The right-wing app Parler launched the internet over ties with Siege

The conservative-friendly social network Parler was abducted from the internet over ties with the siege of the American Capitol

The conservative-friendly social network Parler was launched from the internet on Monday over ties to the siege of the US Capitol last week, but not before hackers made an archive of its posts, including any that could help organize the riot or document.

Amazon kicked Parler off its web hosting service, and the social media app immediately sued to get online again, telling a federal judge that the technology giant had violated its contract and abused its market power.

The wave of Trump followers flocking to the service was short-lived. Google on Friday chased Parler’s smartphone app out of its app store because it allows postings to ‘incite ongoing violence in the US’.

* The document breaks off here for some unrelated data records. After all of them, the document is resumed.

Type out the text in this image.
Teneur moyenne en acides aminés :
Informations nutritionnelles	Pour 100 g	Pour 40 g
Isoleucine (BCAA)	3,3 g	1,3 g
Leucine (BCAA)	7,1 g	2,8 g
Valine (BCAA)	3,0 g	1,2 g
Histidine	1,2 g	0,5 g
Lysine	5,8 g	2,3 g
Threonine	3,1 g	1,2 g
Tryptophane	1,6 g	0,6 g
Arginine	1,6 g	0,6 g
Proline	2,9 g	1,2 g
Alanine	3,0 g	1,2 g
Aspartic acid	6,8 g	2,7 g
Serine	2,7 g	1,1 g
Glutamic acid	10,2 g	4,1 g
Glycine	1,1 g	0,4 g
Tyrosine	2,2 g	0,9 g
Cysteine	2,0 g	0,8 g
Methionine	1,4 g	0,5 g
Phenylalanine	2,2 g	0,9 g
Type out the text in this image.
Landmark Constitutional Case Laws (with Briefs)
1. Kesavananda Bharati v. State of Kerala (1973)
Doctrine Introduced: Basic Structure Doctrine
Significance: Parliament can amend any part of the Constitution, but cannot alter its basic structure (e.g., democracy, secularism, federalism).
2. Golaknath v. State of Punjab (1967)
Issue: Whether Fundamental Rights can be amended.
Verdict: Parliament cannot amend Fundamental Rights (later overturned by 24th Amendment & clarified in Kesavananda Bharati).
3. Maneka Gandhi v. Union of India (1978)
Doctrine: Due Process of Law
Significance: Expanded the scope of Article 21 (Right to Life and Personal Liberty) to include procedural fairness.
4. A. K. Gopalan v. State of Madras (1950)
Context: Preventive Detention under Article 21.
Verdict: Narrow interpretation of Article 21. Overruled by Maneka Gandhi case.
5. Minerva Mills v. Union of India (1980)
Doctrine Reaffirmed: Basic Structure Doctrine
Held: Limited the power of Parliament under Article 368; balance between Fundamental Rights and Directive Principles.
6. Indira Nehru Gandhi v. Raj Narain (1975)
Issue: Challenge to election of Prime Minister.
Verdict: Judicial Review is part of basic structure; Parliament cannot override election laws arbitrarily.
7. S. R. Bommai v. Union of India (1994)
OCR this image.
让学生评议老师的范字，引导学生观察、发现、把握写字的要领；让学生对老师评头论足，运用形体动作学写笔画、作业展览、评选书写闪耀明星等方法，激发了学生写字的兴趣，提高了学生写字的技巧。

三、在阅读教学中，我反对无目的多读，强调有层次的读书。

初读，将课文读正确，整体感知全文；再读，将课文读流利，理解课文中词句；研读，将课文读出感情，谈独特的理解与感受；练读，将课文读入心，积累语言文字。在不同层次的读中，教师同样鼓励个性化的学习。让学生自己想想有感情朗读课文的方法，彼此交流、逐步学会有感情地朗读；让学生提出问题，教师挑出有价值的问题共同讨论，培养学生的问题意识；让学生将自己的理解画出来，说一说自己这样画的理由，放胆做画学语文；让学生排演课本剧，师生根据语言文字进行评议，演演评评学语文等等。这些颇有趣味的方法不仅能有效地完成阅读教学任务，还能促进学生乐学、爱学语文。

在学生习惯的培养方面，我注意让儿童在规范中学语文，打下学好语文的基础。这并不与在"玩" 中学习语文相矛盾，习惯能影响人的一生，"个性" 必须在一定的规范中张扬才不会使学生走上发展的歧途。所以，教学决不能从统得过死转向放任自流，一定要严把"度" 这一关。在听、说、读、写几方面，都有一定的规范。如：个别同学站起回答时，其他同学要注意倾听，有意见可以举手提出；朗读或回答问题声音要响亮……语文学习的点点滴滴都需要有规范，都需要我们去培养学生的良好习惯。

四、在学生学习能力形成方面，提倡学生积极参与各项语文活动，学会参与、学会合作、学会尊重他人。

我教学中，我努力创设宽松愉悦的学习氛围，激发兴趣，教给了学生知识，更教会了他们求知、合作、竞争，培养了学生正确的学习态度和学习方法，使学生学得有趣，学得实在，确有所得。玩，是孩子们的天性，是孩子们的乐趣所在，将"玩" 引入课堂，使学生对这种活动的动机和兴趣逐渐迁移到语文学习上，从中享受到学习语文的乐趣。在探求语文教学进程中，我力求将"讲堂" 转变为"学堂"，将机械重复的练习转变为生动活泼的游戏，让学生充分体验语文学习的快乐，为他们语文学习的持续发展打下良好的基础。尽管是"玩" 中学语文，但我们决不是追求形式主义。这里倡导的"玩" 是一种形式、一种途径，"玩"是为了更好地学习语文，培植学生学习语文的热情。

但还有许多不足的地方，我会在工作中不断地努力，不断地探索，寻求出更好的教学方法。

Parler CEO John Matze dismissed the penalties as a coordinated attack by technology giants to destroy competition in the market. ‘

Matze indicated that there was little chance of getting Parler back online shortly after “every provider, from text messages to email providers, to our lawyers dropped us off on the same day,” he told Fox New Channel. Sunday “said. Morning Futures. ”

In a Monday interview with Fox Business, he said that the company “should even go and buy our own data centers and buy our own servers.”

Trump could also launch his own platform. But that will not happen overnight, and freedom of speech experts expect growing pressure on all social media platforms to curb arson, as Americans take stock of the violent takeover of the U.S. Capitol on Wednesday by a Trump-incited crowd .

Meanwhile, a group of activist hackers rescued much of what happened on Parler before it went offline and said they plan to place it in a public archive. One describes the operation on Twitter as “a bunch of people getting stuck in a burning building trying to grab as many things as possible.”

The action of downloading and archiving placements, including image files that can be linked to geographic locations, has instilled some fear among Parler users, although law enforcement would probably be able to access the data anyway , and experts said the archive did not contain information it was not publicly accessible.

“If it had not been done, we would have had only fragments and bits of the information Parler had before the removal,” said Gabriella Coleman, an anthropologist at McGill University who studied hacker movements. ‘This is important because people are increasingly there where people gather to organize themselves. You learn about motivations, ideological tactics. ”

Coleman said Trump loyalists are likely to find other ways to communicate, such as encrypted messaging programs or old-fashioned mailing lists, but only if they already know where like-minded groups can be found.